How long the leaves oxidize determines the type of tea produced. Black teas oxidize the longest, producing the most caffeinated teas with a bolder, astringent flavor. Oolong teas oxidize somewhere between black and green teas, making some oolongs closer in caffeine and flavor profile to black teas and others to green. Green teas have little to no oxidizing time and therefore less caffeine with a mellower flavor ranging from nutty or vegetal to floral or fruity. White teas skip oxidation altogether, giving them the least caffeine and mildest flavor. And in a further variation, Pu-erh teas are heaped into a pile to ferment and age like wine, yielding a caffeine level close to black tea and incredibly earthy, malty notes that can be reminiscent of dark, thick stout. Pu-erh teas are drunk after rich meals to aid digestion.
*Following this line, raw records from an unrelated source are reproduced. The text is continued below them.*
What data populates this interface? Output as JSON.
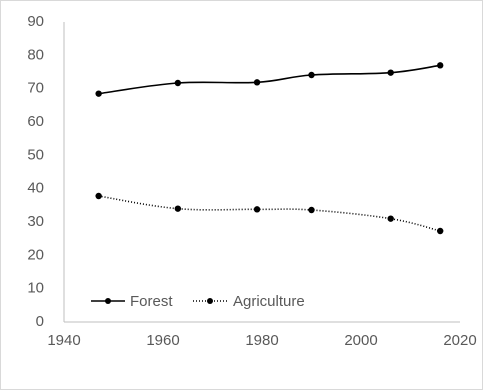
{
  "chart_data": {
    "type": "line",
    "title": "",
    "xlabel": "",
    "ylabel": "",
    "xlim": [
      1940,
      2020
    ],
    "ylim": [
      0,
      90
    ],
    "x_ticks": [
      "1940",
      "1960",
      "1980",
      "2000",
      "2020"
    ],
    "y_ticks": [
      "0",
      "10",
      "20",
      "30",
      "40",
      "50",
      "60",
      "70",
      "80",
      "90"
    ],
    "grid": false,
    "legend_position": "bottom-left inside",
    "series": [
      {
        "name": "Forest",
        "line_style": "solid",
        "color": "#000000",
        "x": [
          1947,
          1963,
          1979,
          1990,
          2006,
          2016
        ],
        "y": [
          68.5,
          71.7,
          71.9,
          74.1,
          74.8,
          77.0
        ]
      },
      {
        "name": "Agriculture",
        "line_style": "dotted",
        "color": "#000000",
        "x": [
          1947,
          1963,
          1979,
          1990,
          2006,
          2016
        ],
        "y": [
          37.8,
          34.0,
          33.8,
          33.6,
          31.0,
          27.3
        ]
      }
    ]
  }
}
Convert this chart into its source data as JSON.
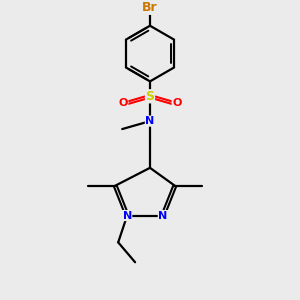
{
  "background_color": "#ebebeb",
  "bond_color": "#000000",
  "atom_colors": {
    "N": "#0000ff",
    "O": "#ff0000",
    "S": "#cccc00",
    "Br": "#cc7700",
    "C": "#000000"
  },
  "figsize": [
    3.0,
    3.0
  ],
  "dpi": 100
}
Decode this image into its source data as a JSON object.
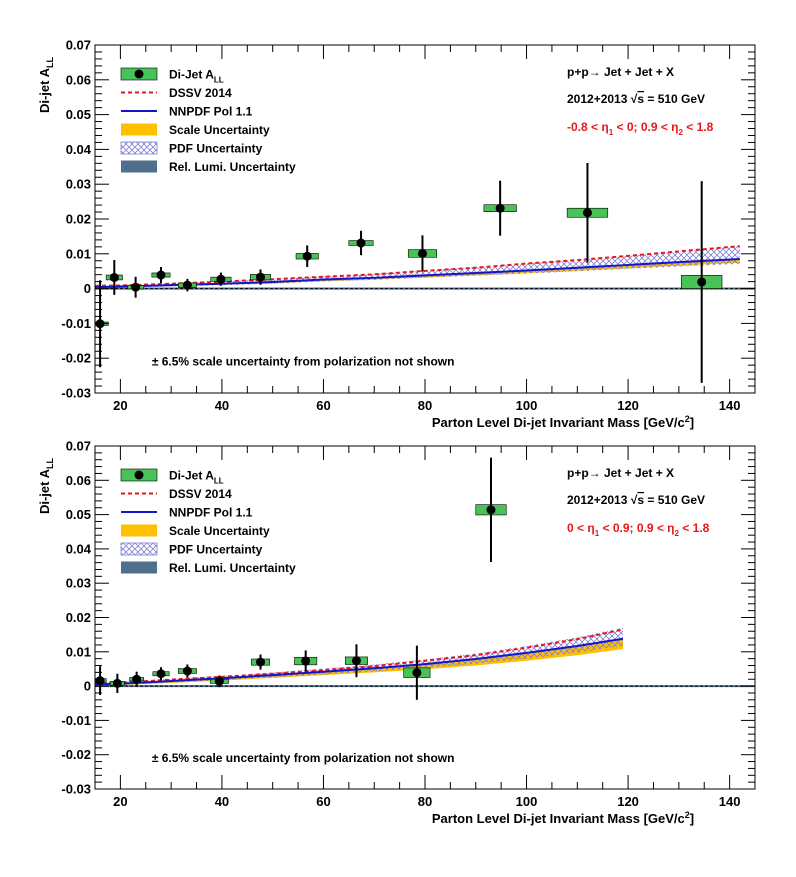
{
  "colors": {
    "point": "#000000",
    "box": "#49c357",
    "dssv": "#e8161b",
    "nnpdf": "#1414cc",
    "scale": "#ffc000",
    "pdf": "#8080d0",
    "lumi": "#4f6f8c",
    "region_text": "#e8161b"
  },
  "legend": {
    "items": [
      {
        "key": "data",
        "label": "Di-Jet A",
        "sub": "LL"
      },
      {
        "key": "dssv",
        "label": "DSSV 2014"
      },
      {
        "key": "nnpdf",
        "label": "NNPDF Pol 1.1"
      },
      {
        "key": "scale",
        "label": "Scale Uncertainty"
      },
      {
        "key": "pdf",
        "label": "PDF Uncertainty"
      },
      {
        "key": "lumi",
        "label": "Rel. Lumi. Uncertainty"
      }
    ]
  },
  "chart_data": [
    {
      "type": "scatter",
      "ylabel": "Di-jet A",
      "ylabel_sub": "LL",
      "xlabel": "Parton Level Di-jet Invariant Mass [GeV/c²]",
      "xlim": [
        15,
        145
      ],
      "ylim": [
        -0.03,
        0.07
      ],
      "xticks": [
        "20",
        "40",
        "60",
        "80",
        "100",
        "120",
        "140"
      ],
      "yticks": [
        "-0.03",
        "-0.02",
        "-0.01",
        "0",
        "0.01",
        "0.02",
        "0.03",
        "0.04",
        "0.05",
        "0.06",
        "0.07"
      ],
      "annotation": {
        "process": "p+p→ Jet + Jet + X",
        "energy_years": "2012+2013",
        "sqrt_s": "s",
        "energy_value": "= 510 GeV",
        "region": {
          "p1": "-0.8 < η",
          "s1": "1",
          "p2": "< 0; 0.9 < η",
          "s2": "2",
          "p3": "< 1.8"
        }
      },
      "note": "± 6.5% scale uncertainty from polarization not shown",
      "series": [
        {
          "name": "Di-Jet A_LL",
          "x": [
            16.0,
            18.8,
            23.0,
            28.0,
            33.2,
            39.8,
            47.6,
            56.8,
            67.4,
            79.5,
            94.8,
            112.0,
            134.5
          ],
          "y": [
            -0.0101,
            0.0032,
            0.0004,
            0.0039,
            0.001,
            0.0027,
            0.0033,
            0.0093,
            0.0131,
            0.0101,
            0.0231,
            0.0218,
            0.0019
          ],
          "yerr": [
            0.0125,
            0.005,
            0.003,
            0.0023,
            0.0018,
            0.0019,
            0.0022,
            0.0031,
            0.0035,
            0.0052,
            0.0079,
            0.0143,
            0.029
          ],
          "syst_halfwidth": [
            1.6,
            1.6,
            1.6,
            1.8,
            1.8,
            2.0,
            2.0,
            2.2,
            2.4,
            2.8,
            3.2,
            4.0,
            4.0
          ],
          "syst_halfheight": [
            0.0005,
            0.0007,
            0.0005,
            0.0006,
            0.0006,
            0.0006,
            0.0008,
            0.0008,
            0.0007,
            0.0011,
            0.001,
            0.0013,
            0.0019
          ]
        },
        {
          "name": "DSSV 2014",
          "x": [
            15,
            20,
            30,
            40,
            50,
            60,
            70,
            80,
            90,
            100,
            110,
            120,
            130,
            142
          ],
          "y": [
            0.0008,
            0.0009,
            0.0014,
            0.002,
            0.0027,
            0.0034,
            0.0041,
            0.0051,
            0.006,
            0.0072,
            0.0082,
            0.0094,
            0.0107,
            0.0122
          ]
        },
        {
          "name": "NNPDF Pol 1.1",
          "x": [
            15,
            20,
            30,
            40,
            50,
            60,
            70,
            80,
            90,
            100,
            110,
            120,
            130,
            142
          ],
          "y": [
            0.0004,
            0.0006,
            0.001,
            0.0014,
            0.0019,
            0.0026,
            0.0031,
            0.0038,
            0.0045,
            0.0052,
            0.006,
            0.0068,
            0.0076,
            0.0085
          ]
        },
        {
          "name": "Scale Uncertainty",
          "x": [
            15,
            20,
            30,
            40,
            50,
            60,
            70,
            80,
            90,
            100,
            110,
            120,
            130,
            142
          ],
          "lo": [
            0.0002,
            0.0004,
            0.0007,
            0.0011,
            0.0015,
            0.0021,
            0.0026,
            0.0032,
            0.0038,
            0.0044,
            0.0051,
            0.0058,
            0.0066,
            0.0074
          ],
          "hi": [
            0.0005,
            0.0007,
            0.0011,
            0.0015,
            0.002,
            0.0027,
            0.0032,
            0.0039,
            0.0046,
            0.0053,
            0.0061,
            0.0069,
            0.0077,
            0.0086
          ]
        },
        {
          "name": "PDF Uncertainty",
          "x": [
            15,
            20,
            30,
            40,
            50,
            60,
            70,
            80,
            90,
            100,
            110,
            120,
            130,
            142
          ],
          "lo": [
            0.0001,
            0.0002,
            0.0006,
            0.001,
            0.0014,
            0.002,
            0.0025,
            0.0031,
            0.0037,
            0.0043,
            0.005,
            0.0057,
            0.0063,
            0.0071
          ],
          "hi": [
            0.0008,
            0.001,
            0.0015,
            0.0021,
            0.0028,
            0.0035,
            0.0042,
            0.0052,
            0.0061,
            0.0072,
            0.0082,
            0.0094,
            0.0106,
            0.0122
          ]
        },
        {
          "name": "Rel. Lumi. Uncertainty",
          "x": [
            15,
            145
          ],
          "lo": [
            -0.0003,
            -0.0003
          ],
          "hi": [
            0.0003,
            0.0003
          ]
        }
      ]
    },
    {
      "type": "scatter",
      "ylabel": "Di-jet A",
      "ylabel_sub": "LL",
      "xlabel": "Parton Level Di-jet Invariant Mass [GeV/c²]",
      "xlim": [
        15,
        145
      ],
      "ylim": [
        -0.03,
        0.07
      ],
      "xticks": [
        "20",
        "40",
        "60",
        "80",
        "100",
        "120",
        "140"
      ],
      "yticks": [
        "-0.03",
        "-0.02",
        "-0.01",
        "0",
        "0.01",
        "0.02",
        "0.03",
        "0.04",
        "0.05",
        "0.06",
        "0.07"
      ],
      "annotation": {
        "process": "p+p→ Jet + Jet + X",
        "energy_years": "2012+2013",
        "sqrt_s": "s",
        "energy_value": "= 510 GeV",
        "region": {
          "p1": "0 < η",
          "s1": "1",
          "p2": "< 0.9; 0.9 < η",
          "s2": "2",
          "p3": "< 1.8"
        }
      },
      "note": "± 6.5% scale uncertainty from polarization not shown",
      "series": [
        {
          "name": "Di-Jet A_LL",
          "x": [
            16.0,
            19.4,
            23.2,
            28.0,
            33.2,
            39.5,
            47.6,
            56.5,
            66.5,
            78.4,
            93.0
          ],
          "y": [
            0.0016,
            0.0008,
            0.002,
            0.0036,
            0.0044,
            0.0014,
            0.007,
            0.0073,
            0.0074,
            0.0039,
            0.0514
          ],
          "yerr": [
            0.0042,
            0.0028,
            0.0022,
            0.0019,
            0.0019,
            0.0017,
            0.0022,
            0.0031,
            0.0048,
            0.0079,
            0.0152
          ],
          "syst_halfwidth": [
            1.2,
            1.4,
            1.4,
            1.6,
            1.8,
            1.8,
            1.8,
            2.2,
            2.2,
            2.6,
            3.0
          ],
          "syst_halfheight": [
            0.0006,
            0.0006,
            0.0005,
            0.0006,
            0.0007,
            0.0006,
            0.0009,
            0.0011,
            0.0011,
            0.0014,
            0.0015
          ]
        },
        {
          "name": "DSSV 2014",
          "x": [
            15,
            20,
            30,
            40,
            50,
            60,
            70,
            80,
            90,
            100,
            110,
            119
          ],
          "y": [
            0.0008,
            0.001,
            0.0019,
            0.0027,
            0.0036,
            0.0047,
            0.0058,
            0.0074,
            0.009,
            0.0112,
            0.0137,
            0.0165
          ]
        },
        {
          "name": "NNPDF Pol 1.1",
          "x": [
            15,
            20,
            30,
            40,
            50,
            60,
            70,
            80,
            90,
            100,
            110,
            119
          ],
          "y": [
            0.0005,
            0.0007,
            0.0015,
            0.0023,
            0.0032,
            0.0042,
            0.0052,
            0.0064,
            0.0079,
            0.0097,
            0.0117,
            0.0138
          ]
        },
        {
          "name": "Scale Uncertainty",
          "x": [
            15,
            20,
            30,
            40,
            50,
            60,
            70,
            80,
            90,
            100,
            110,
            119
          ],
          "lo": [
            0.0001,
            0.0003,
            0.0009,
            0.0016,
            0.0024,
            0.0032,
            0.004,
            0.0049,
            0.006,
            0.0074,
            0.009,
            0.0108
          ],
          "hi": [
            0.0006,
            0.0008,
            0.0016,
            0.0024,
            0.0033,
            0.0043,
            0.0053,
            0.0065,
            0.008,
            0.0098,
            0.0118,
            0.014
          ]
        },
        {
          "name": "PDF Uncertainty",
          "x": [
            15,
            20,
            30,
            40,
            50,
            60,
            70,
            80,
            90,
            100,
            110,
            119
          ],
          "lo": [
            0.0001,
            0.0003,
            0.001,
            0.0017,
            0.0025,
            0.0034,
            0.0043,
            0.0053,
            0.0065,
            0.008,
            0.0098,
            0.0118
          ],
          "hi": [
            0.0009,
            0.0012,
            0.0021,
            0.003,
            0.004,
            0.0051,
            0.0063,
            0.0078,
            0.0095,
            0.0117,
            0.0142,
            0.017
          ]
        },
        {
          "name": "Rel. Lumi. Uncertainty",
          "x": [
            15,
            145
          ],
          "lo": [
            -0.0003,
            -0.0003
          ],
          "hi": [
            0.0003,
            0.0003
          ]
        }
      ]
    }
  ]
}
The next stage stops oxidation through steaming or pan-firing. Leaves are rolled by hand for specialty and whole leaf teas— the ones that command premium prices.
A note on herbal teas: Herbal tea
is technically a misnomer, since no Camellia sinensis is involved. Instead, they are more accurately called herbal blends, infusions, or tisanes. If you are avoiding caffeine but miss the flavor of tea, try rooibos, which is available in many flavors including Earl Grey and chai. Personally, I’m not a fan of decaffeinated teas, which taste more like whatever is flavoring them and lack astringency. For cooking purposes, I suggest sticking with the recipes using herbal tisanes.
Terroir
Camellia sinensis can be grown in many environments, from shady mountainside to out under the stare of a surly sun. What is remarkable is that Darjeeling tea from the Lesser Himalayan mountains of northern India displays much different qualities than Ceylon tea from tropical Sri Lanka. Whereas Darjeeling, the Champagne of the tea world (literally, only teas from the Darjeeling region of India can be thus named, akin to Champagne appellations), have high floral notes, some astringency, and a delicate flavor with muscatel notes, Ceylon teas have smooth honey notes and brew terrific iced tea. The climate and geography differences account for their varied flavor profiles.
In other words, tea, like coffee or wine, evokes terroir. The very place of its cultivation affects and changes the plant’s structure, yielding differing final outcomes of the same species.
At First Flush: Seasonality
You might come across the word flush
on tea labels. It is a denotation of the season in which the leaves were picked. First flush teas are typically picked in early spring and exhibit a more aromatic, milder flavor. Second flush teas are usually picked between May and June and offer a more robust flavor, making them a popular choice. Then there’s silver needle, a stunning white tea that is hand-picked during a very limited time period that can be as little as a forty-eight–hour window each year and brews a delicate ivory-colored tea.
TEA CULTURE
While tea is popular around the world, the ways it is consumed vary considerably. In Russia, they might stir a spoonful of jam into smoky, stiff black tea. In Morocco, they drink a bracingly sweet green tea edged with fresh mint leaves.